Triggerwarnung: Im folgenden Artikel werden Suizid, Tod, Depressionen und Gewalt thematisiert
Er hat viel erlebt. So viel, dass man es stellenweise kaum fassen kann. Diese Autobiografie ist die tiefgehendste, mitreissendste und wohl ehrlichste, die ich jemals gelesen habe. Innerhalb dieser 256 Seiten wird man zu einer vertrauten Person von Everett. Man lacht mit ihm, leidet mit ihm, weint mit ihm. Und am Ende hat man beinahe Liebeskummer, weil man ihn loslassen muss und nicht weiter begleiten darf. Ein Effekt, den ich noch nie bei einem anderen Buch hatte.
Aber von vorn: Die Geschichte von Mark Oliver Everett ist tieftraurig und gleichzeitig voller Hoffnung. Er wächst in einer Familie auf, die ihm keine emotionale Stabilität bietet. Sein Vater, ein brillianter Quantenphysiker, ist kühl wie ein Möbelstück. Seine Mutter wird von Depressionen heimgesucht. Seine Schwester ist sein Anker, jedoch ist auch sie mental instabil. Der einzige Fixpunkt im Leben Olivers ist die Musik. Schon früh schreibt er Songs wie ein Verrückter und überwindet Hindernisse, die sich andere kaum vorstellen können.
Immer wieder schlägt das Schicksal zu. Er findet seinen Vater tot im Bett. Seine Tante ist im Flieger, der 9/11 ins Pentagon stürzt. Seine Schwester nimmt sich das Leben. Seine Mutter bekommt Krebs. Er pflegt sie bis zum Ende. Freunde sterben. Und inmitten dieses Wahnsinns schreibt er Songs für die Ewigkeit. Der Tod ist immer präsent in seinem Leben. Seine ganzen Gefühle, die gegen Aussen kaum wahrnehmbar sind, fliessen in seine Musik.
Im Buch schreibt er in einem Ton, der trocken, lakonisch und selbstironisch ist – fast so, als würde er selbst nicht ganz glauben, was ihm alles passiert ist. Die Mischung aus schwarzem Humor, Intelligenz und Bescheidenheit macht die Lektüre fesselnd. Everett gerät nie ins Selbstmitleid, obwohl er allen Grund dazu hätte. Stattdessen entsteht ein Gefühl von Trotz und Kreativität, das sich auch in seiner Musik widerspiegelt. Besonders eindrucksvoll ist seine Art, die Balance zwischen Intimität und Distanz zu halten. Er erzählt, was war – ohne Sensationslust, ohne Pathos. Stattdessen vermittelt er das Gefühl: «Ich bin nicht besonders – ich bin einfach nur ehrlich.»

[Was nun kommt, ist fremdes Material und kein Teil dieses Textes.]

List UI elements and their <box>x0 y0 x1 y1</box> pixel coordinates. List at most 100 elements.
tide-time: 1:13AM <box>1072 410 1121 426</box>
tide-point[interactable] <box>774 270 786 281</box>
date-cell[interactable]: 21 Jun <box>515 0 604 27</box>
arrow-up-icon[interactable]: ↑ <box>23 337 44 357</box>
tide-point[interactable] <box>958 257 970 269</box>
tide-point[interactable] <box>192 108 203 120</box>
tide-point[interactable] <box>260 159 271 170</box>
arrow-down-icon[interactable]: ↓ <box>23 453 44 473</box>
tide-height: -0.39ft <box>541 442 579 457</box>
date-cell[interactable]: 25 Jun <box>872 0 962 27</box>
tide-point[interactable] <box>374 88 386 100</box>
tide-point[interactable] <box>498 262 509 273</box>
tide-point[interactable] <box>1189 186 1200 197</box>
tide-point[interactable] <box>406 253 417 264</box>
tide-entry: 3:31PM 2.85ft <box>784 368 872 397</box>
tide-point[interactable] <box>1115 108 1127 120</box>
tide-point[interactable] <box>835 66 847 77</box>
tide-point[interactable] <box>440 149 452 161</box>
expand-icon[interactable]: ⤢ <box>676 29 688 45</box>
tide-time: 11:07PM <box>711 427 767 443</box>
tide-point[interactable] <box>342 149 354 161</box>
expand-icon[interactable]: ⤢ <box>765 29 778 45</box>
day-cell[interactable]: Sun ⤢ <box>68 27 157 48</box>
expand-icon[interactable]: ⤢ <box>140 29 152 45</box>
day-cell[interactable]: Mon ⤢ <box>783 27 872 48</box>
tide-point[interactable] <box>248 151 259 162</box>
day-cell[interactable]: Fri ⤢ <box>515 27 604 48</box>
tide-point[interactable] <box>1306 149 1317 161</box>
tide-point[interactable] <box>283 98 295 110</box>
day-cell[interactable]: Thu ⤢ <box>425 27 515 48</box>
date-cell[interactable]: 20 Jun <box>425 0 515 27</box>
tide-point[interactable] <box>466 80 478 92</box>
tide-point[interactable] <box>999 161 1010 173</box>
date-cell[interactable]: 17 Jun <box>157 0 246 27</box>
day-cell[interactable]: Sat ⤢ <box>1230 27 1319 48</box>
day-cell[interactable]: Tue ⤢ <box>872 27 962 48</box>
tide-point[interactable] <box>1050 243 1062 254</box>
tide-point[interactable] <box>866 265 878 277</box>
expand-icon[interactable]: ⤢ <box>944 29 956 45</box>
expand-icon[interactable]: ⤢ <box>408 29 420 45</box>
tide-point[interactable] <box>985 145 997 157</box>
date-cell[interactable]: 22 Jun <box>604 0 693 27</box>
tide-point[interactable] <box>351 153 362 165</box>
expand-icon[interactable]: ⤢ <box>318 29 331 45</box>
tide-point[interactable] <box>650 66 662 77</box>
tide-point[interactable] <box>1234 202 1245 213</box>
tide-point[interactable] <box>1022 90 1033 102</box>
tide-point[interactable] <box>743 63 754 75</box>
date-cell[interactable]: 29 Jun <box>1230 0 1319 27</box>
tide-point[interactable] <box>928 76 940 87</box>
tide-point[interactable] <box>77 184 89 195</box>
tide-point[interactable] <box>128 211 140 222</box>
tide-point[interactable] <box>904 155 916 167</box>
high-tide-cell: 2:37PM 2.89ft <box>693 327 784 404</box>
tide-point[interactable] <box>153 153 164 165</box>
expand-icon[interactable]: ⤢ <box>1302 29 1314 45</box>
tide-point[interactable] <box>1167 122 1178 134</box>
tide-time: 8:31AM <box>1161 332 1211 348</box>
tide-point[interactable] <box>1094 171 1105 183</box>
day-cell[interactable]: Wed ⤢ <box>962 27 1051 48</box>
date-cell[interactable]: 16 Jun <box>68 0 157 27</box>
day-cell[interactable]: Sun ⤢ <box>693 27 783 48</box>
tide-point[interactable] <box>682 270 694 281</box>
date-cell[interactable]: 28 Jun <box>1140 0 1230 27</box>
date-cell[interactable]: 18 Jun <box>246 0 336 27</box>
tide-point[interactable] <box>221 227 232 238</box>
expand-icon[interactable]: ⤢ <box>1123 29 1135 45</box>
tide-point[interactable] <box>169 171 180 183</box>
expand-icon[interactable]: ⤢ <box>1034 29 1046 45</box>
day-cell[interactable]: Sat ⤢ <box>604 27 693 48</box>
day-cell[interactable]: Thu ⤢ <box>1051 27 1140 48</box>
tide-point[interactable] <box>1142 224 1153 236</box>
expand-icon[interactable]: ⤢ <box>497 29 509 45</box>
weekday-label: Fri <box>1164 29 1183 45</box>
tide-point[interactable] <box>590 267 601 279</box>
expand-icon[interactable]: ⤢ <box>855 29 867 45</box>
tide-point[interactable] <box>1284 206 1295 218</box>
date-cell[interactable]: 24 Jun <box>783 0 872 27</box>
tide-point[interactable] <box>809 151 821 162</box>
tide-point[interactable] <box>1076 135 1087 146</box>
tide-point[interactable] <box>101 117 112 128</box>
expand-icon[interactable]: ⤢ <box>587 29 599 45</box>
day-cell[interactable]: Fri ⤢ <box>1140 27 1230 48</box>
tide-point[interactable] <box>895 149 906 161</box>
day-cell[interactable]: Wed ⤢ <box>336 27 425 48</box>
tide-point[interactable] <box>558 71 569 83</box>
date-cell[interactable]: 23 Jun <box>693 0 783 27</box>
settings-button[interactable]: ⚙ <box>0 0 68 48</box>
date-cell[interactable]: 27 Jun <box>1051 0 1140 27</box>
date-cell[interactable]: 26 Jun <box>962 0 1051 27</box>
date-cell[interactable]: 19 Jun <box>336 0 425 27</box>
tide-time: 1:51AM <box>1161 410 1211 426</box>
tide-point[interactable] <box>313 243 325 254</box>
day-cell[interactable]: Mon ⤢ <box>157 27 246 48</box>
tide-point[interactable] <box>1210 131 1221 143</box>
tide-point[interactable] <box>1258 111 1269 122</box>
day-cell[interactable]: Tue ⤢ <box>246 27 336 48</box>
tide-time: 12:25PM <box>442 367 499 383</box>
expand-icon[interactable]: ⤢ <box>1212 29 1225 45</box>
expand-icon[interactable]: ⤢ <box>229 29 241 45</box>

«Glückstage in der Hölle» ist kein Heldenepos. Everett macht keinen Hehl daraus, wie schwer ihm das Leben fällt – auch im Musikbusiness, das sich als ebenso hart wie das Leben selbst zeigt. Ruhm kommt, aber keine Erlösung. Erfolg, aber keine Heilung. Everett ist im Überlebensmodus.
Mark Oliver Everett schafft es auf eindrückliche Weise, nüchtern und gleichzeitig tieftraurig, warmherzig und unterhaltsam, sein Leben in diesem Buch so zu beschreiben, dass man nicht mehr aufhören kann zu lesen. Hört man auch noch passend zum Buch die jeweiligen Songs, die er beschreibt, fühlt es sich an wie ein 4D-Erlebnis. Wer dieses Buch liest, wird es so schnell nicht wieder vergessen.
Ich selbst habe es fünf Mal gelesen. Seither liebe ich diese Musik wie kaum eine andere, denn durch den intimen Einblick in die Hintergründe des Musikers und die irrationale Nähe zu ihm, die man während des Lesens spürt, schaffen eine Verbundenheit für immer.
Geeignet für alle, die ehrliche Lebensgeschichten mögen. Für Musikliebhaber:innen. Für Menschen, die mit Verlust zu kämpfen haben – oder einfach gute, kluge, unprätentiöse Literatur schätzen.